BEI Berlakukan Trading Halt di Tengah Tekanan Pasar
JAKARTA, Newsantara.co — Bursa Efek Indonesia (BEI) menghentikan sementara perdagangan (trading halt) setelah Indeks Harga Saham Gabungan (IHSG) anjlok hingga 5 persen pada sesi perdagangan Selasa (18/3) ini. Pada pukul 11.19 WIB, IHSG terjun bebas 325 poin atau 5,02 persen ke level 6.146,91.
Penurunan ini menambah tekanan sepanjang tahun berjalan, di mana IHSG sudah merosot lebih dari 13.persen dari posisi penutupan akhir 2024 di level 7.079,9. Saham-saham unggulan (blue chip) menjadi penyumbang utama pelemahan indeks.
Saham Bank Central Asia (BBCA) turun 3,2 persen, Bank Mandiri (BMRI) anjlok 5,98 persen, Bank Rakyat Indonesia (BBRI) melemah 4,44 persen, dan Bank Negara Indonesia (BBNI) jatuh 5,08 persen. Selain itu, emiten lain seperti PANI, TPIA, dan BREN masing-masing terkoreksi hingga dua digit.
Menanggapi situasi tersebut, Sekretaris Perusahaan BEI, Kautsar Primadi Nurahmad, mengonfirmasi pemberlakuan trading halt mulai pukul 11:19:31 WIB melalui sistem Jakarta Automated Trading System (JATS).
“Perdagangan akan dilanjutkan pada pukul 11:49:31 WIB tanpa perubahan jadwal,” jelas Kautsar dalam keterangan resmi.
Apa Itu Trading Halt di BEI?
Trading halt adalah penghentian sementara aktivitas perdagangan di bursa selama 30 menit. Kebijakan ini diterapkan apabila IHSG turun 5 persen dalam satu sesi perdagangan. Aturan ini mengacu pada Surat Keputusan Direksi BEI Nomor: Kep-00024/BEI/03-2020 yang bertujuan menjaga stabilitas pasar di tengah tekanan ekstrem.
Otoritas Jasa Keuangan (OJK) bersama BEI memperkenalkan mekanisme ini sejak Maret 2020 untuk memberikan waktu bagi investor dalam mengevaluasi situasi pasar dan mencegah kepanikan massal yang berpotensi memicu penurunan lebih dalam.
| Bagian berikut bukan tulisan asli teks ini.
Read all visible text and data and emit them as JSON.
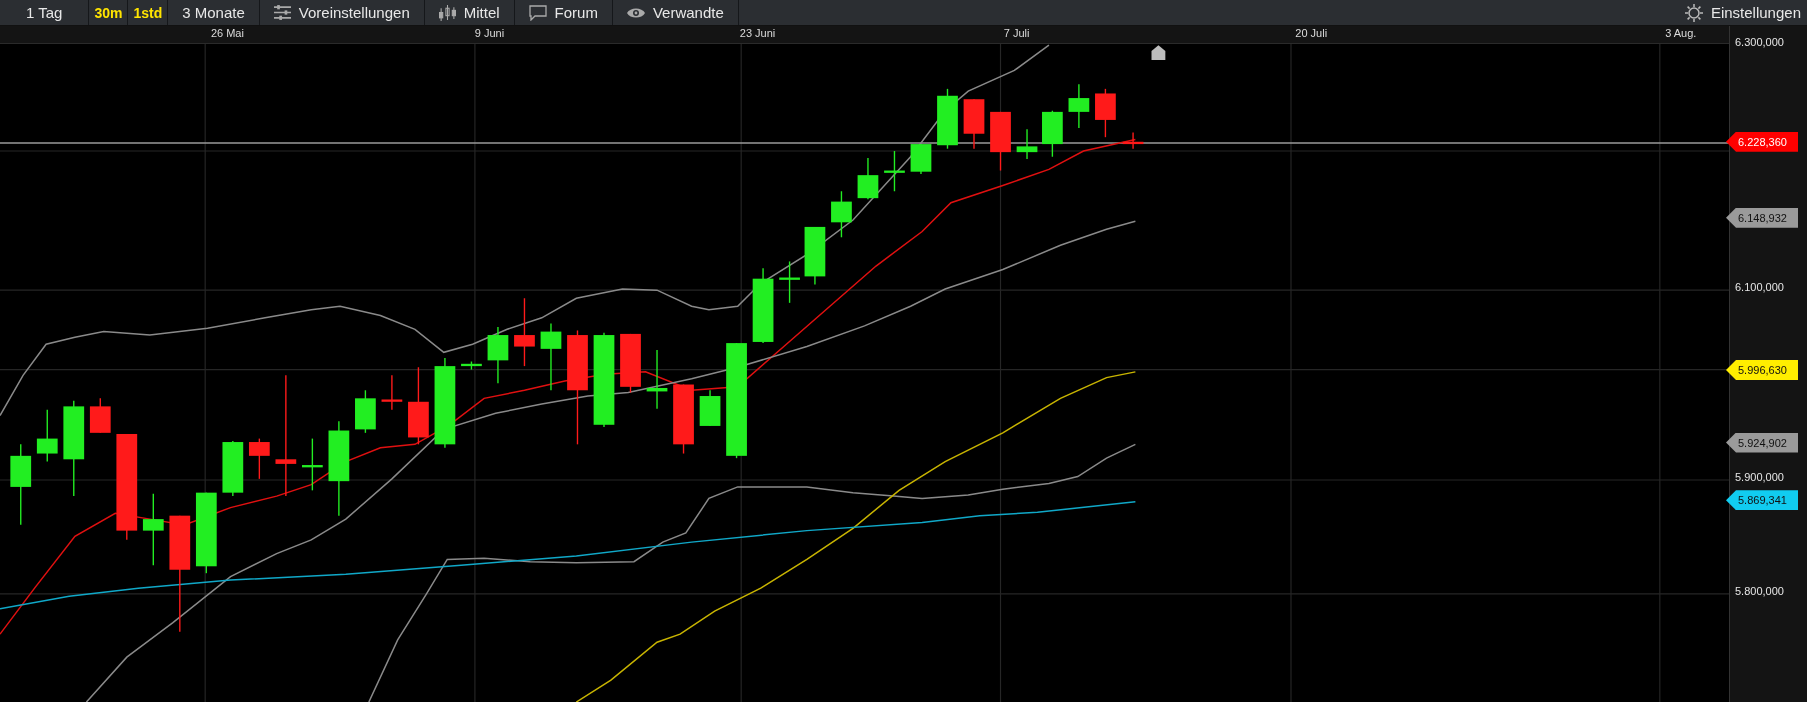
{
  "toolbar": {
    "items": [
      {
        "label": "1 Tag",
        "kind": "plain"
      },
      {
        "label": "30m",
        "kind": "interval"
      },
      {
        "label": "1std",
        "kind": "interval"
      },
      {
        "label": "3 Monate",
        "kind": "plain"
      },
      {
        "label": "Voreinstellungen",
        "kind": "presets"
      },
      {
        "label": "Mittel",
        "kind": "indicators"
      },
      {
        "label": "Forum",
        "kind": "forum"
      },
      {
        "label": "Verwandte",
        "kind": "related"
      }
    ],
    "settings": {
      "label": "Einstellungen"
    }
  },
  "date_axis": [
    "26 Mai",
    "9 Juni",
    "23 Juni",
    "7 Juli",
    "20 Juli",
    "3 Aug."
  ],
  "price_axis": [
    "6.300,000",
    "6.100,000",
    "5.900,000",
    "5.800,000"
  ],
  "price_tags": [
    {
      "text": "6.228,360",
      "color": "#ff0000"
    },
    {
      "text": "6.148,932",
      "color": "#9a9a9a"
    },
    {
      "text": "5.996,630",
      "color": "#ffee00"
    },
    {
      "text": "5.924,902",
      "color": "#9a9a9a"
    },
    {
      "text": "5.869,341",
      "color": "#11ccf0"
    }
  ]
}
Tiga Faktor Utama Penekan IHSG
Arjun Ajwani, Research Analyst di Infovesta Kapital Advisori, mengidentifikasi tiga penyebab utama di balik anjloknya IHSG hari ini:
- Ketidakpastian Global dan Arus Keluar Dana Asing
Kekhawatiran mengenai perang dagang global dan aliran dana asing yang keluar dari pasar saham Indonesia menjadi faktor utama. Risiko tarif impor, pembatasan perdagangan, serta ketegangan geopolitik mendorong investor mencari aset yang lebih aman di luar negeri. - Pelemahan Ekonomi Domestik
Lemahnya perekonomian dalam negeri tercermin dari penurunan penerimaan pajak dan meningkatnya jumlah pemutusan hubungan kerja (PHK). Selain itu, kebijakan pembentukan holding BUMN media, Danantara, memunculkan kekhawatiran di kalangan pelaku pasar karena dianggap dapat memengaruhi regulasi dan iklim bisnis. - Penurunan Harga Komoditas Global
Melemahnya harga komoditas utama seperti batu bara, CPO (minyak sawit mentah), dan nikel berdampak langsung pada pendapatan emiten sektor tambang dan perkebunan. Penurunan ini juga memengaruhi penerimaan negara dari ekspor dan royalti, menambah tekanan terhadap perekonomian nasional.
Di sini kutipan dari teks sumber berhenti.